Even if something like that happens with Zika, there will probably never be a huge surge of microcephaly in the continental United States. If West Nile caused brain damage in 1 in 1,000 cases, then 2 babies would be harmed each year. (One-in-1,000 odds is a very crude estimate from Brazil, where it was estimated that 1.3 million infections occurred in 2015, and the country has had more than 1,400 confirmed cases of microcephaly. But cases are still being confirmed and infection numbers in Brazil are still growing, so the ratio could change.)

But there is no guarantee that Zika will follow that pattern. There are too many uncertainties. How far
Aedes aegypti
will range this summer will depend on how hot and wet the weather gets.
Aedes albopictus
mosquitoes will range farther, since they tolerate lower temperatures, but whether they will aggressively spread Zika is still unknown.

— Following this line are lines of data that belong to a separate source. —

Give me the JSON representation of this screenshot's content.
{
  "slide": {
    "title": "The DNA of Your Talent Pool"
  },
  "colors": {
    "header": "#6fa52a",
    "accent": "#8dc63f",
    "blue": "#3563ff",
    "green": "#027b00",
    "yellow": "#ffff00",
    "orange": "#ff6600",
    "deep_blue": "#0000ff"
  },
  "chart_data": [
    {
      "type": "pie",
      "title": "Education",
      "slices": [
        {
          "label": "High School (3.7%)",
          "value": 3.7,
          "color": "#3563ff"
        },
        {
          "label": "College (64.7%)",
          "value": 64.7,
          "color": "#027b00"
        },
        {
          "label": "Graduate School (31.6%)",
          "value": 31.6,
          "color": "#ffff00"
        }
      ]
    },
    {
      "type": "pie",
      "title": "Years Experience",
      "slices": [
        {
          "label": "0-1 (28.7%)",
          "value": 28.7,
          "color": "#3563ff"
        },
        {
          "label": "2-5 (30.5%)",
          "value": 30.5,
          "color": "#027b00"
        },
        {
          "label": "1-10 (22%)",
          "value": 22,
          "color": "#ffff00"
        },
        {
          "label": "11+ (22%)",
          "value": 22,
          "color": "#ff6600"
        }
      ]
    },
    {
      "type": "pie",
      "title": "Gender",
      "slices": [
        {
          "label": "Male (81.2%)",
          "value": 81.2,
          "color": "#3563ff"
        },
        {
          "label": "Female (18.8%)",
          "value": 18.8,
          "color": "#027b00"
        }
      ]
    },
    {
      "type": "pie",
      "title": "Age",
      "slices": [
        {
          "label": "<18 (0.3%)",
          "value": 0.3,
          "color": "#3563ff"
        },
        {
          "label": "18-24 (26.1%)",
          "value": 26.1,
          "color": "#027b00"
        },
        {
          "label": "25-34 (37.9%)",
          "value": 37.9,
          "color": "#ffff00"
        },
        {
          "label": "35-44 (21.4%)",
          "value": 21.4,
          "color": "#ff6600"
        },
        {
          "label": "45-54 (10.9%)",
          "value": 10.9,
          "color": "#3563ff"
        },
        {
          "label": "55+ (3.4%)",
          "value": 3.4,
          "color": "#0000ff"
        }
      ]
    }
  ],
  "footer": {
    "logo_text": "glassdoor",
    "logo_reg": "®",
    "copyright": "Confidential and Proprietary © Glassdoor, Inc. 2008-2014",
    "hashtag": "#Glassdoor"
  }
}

If the virus is ever going to hit hard, this summer will be its best opportunity, since virtually no one is immune. If it persists and becomes endemic like West Nile, each summer's outbreaks will be limited by the growing portion of the population that is immune.

On the other hand, if it does that, it will never completely go away. Even if many women choose to hold off getting pregnant this summer, that can't last forever, so they will eventually be at risk. Their best hope will be a vaccine.

Dr. Stanley A. Plotkin, inventor of a rubella vaccine, predicted in January that making a Zika one would be relatively easy. Vaccines against other flaviviruses, including yellow fever and Japanese encephalitis, already exist. So it should be possible to take the “spines” of those vaccines, he said, and just attach Zika antigens, the proteins that provoke the immune system to make the right antibodies.